If you think this is not OK, then some form of voter ID is required to prove your permanent residency. Is it the amendment being proposed? I'm not so sure - I would have liked to seen more flexibility in the available documents. Is it more than a neighbor vouching for another? For me, yes it is. But what is the exact "sweet spot" for ID requirements. I'm still not sure.

I think I find myself in the middle of this debate - like a majority of Minnesotans. Feel the need for more, not so sure this amendment is the right amount. It will be an very interesting vote in what will be a very high turnout election.

Why Not?

Why shouldn't a student be able to vote where they live and go to school? The local laws affect them as much as they do anyone else who lives there.

Soon we will be asking why renters should be able to vote. After all, they don't have the same stake in the community owners do.

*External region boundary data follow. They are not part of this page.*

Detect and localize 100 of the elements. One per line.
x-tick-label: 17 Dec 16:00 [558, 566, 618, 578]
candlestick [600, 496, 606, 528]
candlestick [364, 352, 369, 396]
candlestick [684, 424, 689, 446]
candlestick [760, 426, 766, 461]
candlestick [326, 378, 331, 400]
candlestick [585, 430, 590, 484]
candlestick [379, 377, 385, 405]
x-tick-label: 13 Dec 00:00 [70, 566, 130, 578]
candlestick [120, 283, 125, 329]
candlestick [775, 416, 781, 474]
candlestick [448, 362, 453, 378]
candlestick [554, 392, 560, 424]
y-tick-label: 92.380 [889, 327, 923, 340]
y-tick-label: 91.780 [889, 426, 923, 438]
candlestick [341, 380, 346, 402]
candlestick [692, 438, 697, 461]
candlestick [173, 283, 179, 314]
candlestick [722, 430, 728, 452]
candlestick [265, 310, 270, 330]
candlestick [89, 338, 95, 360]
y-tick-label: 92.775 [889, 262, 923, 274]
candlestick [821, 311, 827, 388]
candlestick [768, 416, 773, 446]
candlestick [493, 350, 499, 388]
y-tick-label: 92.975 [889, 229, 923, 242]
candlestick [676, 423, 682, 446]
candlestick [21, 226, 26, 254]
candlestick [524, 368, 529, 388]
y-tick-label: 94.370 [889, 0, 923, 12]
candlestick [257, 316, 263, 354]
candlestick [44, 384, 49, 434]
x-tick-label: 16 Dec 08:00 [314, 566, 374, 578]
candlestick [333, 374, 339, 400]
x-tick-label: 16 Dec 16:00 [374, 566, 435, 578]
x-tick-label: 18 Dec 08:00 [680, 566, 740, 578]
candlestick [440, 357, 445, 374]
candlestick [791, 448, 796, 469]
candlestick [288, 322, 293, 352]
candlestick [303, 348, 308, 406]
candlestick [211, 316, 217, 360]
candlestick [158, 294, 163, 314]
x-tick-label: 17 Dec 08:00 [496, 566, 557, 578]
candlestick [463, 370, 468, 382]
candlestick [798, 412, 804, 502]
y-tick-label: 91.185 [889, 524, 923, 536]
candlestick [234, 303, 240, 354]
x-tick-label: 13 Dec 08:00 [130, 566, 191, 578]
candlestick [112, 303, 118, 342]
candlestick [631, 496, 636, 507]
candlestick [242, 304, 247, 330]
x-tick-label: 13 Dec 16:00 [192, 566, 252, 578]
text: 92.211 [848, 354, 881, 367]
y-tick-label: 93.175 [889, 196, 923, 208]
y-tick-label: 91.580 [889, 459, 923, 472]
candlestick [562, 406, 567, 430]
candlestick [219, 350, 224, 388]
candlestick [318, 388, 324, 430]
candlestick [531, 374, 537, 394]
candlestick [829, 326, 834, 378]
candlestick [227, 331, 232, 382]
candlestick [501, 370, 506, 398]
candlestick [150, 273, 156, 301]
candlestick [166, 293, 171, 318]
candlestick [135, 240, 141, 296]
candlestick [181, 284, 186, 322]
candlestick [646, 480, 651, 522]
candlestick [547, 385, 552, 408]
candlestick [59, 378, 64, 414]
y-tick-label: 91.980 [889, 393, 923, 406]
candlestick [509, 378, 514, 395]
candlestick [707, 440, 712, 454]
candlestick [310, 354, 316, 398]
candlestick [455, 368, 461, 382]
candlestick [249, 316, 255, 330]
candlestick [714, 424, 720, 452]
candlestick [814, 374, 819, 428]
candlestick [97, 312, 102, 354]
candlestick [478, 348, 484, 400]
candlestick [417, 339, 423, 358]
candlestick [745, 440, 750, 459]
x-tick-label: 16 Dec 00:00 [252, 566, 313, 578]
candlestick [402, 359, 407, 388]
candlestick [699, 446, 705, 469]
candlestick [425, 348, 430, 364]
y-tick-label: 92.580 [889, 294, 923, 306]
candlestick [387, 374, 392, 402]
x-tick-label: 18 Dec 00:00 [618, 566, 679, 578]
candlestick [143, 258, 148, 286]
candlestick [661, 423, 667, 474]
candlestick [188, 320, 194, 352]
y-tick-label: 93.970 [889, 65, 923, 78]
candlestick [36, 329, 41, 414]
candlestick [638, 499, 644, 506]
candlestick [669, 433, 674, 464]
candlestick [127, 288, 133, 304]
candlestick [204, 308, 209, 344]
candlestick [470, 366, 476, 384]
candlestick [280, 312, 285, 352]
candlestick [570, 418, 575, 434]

It's quit clear to me. The amendment serves ONLY to restrict who can vote. By definition it will disenfranchise people. That is the only reason I need to vote no.

What ID counts?

Will a U of M student from South Dakota be able to vote in Minneapolis, as is their constitutional right? The Supreme Court has ruled college students can vote in their college town where they live, but they have an out of state DL.

So, intrepid voting protectors, how are you going to protect the voting rights of college students?

A vote suppressed is just as bad as a fraudulent vote.

It's a very strange world

It's a very strange world inhabited by those proposing to amend the Constitution to allow our Government additional regulatory powers to address problems that don't exist while opposing government's ability to address problems that do.

So true

So true

It won't work

There are at least 17 ways a person can commit voter fraud with a valid MN DL or a state issued photo ID. There are probably more but I quit counting after 15 minutes. Keep in mind that you do not need tobe a resident of MN or of the United States to get a MN DL or state issued photo id. Also one of the first things that a person does when they are released from prison is get a valid ID, either a DL or photo ID. There is no way to tell from either one whether or not the person can vote.. The other problem that exists is that when one applies for either a MN DL or a photo ID, the state does not verify that the documents you are presenting are real or fraudulent, so even an illegal immigrant can could vote. Also the MN DL or photo ID does not necessarily have your correct address on it. A person has 60 days after one moves to change or update their DL, but there is no law that says one has to update the photo ID. Also one can have many state issued ID's if they want to pay for them, all with different addresses. I know a person who is blind and he has moved 4 times in the last few years and has a photo ID for each address he has lived at. The state doesn't have you turn the old one in. While I was writing this I came up with another way that I hadn't thought of so I have to raise the number to 18. Enough said, it won't work.

Consequences of Passing this Proposal

1) According to the real SoS, same-day registration is in jeopardy. 2) Student voting will at least be suppressed and many could be disenfranchised. 3) Some super-elderly (80+) will be disenfranchised, many more will face severe hardships in order to vote. 4) There will be confusion, if not outright mayhem, over absentee ballots. 5) A great sum of money will be spent to protect us from a problem that is so minor as to be inconsequential. 6) Provisional ballots will be cast, but not counted.

If this proposal passes, voters will be disenfranchised. Elderly who no longer drive won't have IDs and some won't have any way to be transported to a county seat to get a free ID. Some will let a friend or relative know and get their ID, many won't bother and won't vote. Confusion will reign with student voting. Most freshman won't have a Photo ID and won't bother to check into it until it is too late to cast any ballot, including an absentee ballot. Depending on how the supporting legislation is worded, there won't be any way to register at the polls and have those registered there get their ballots counted.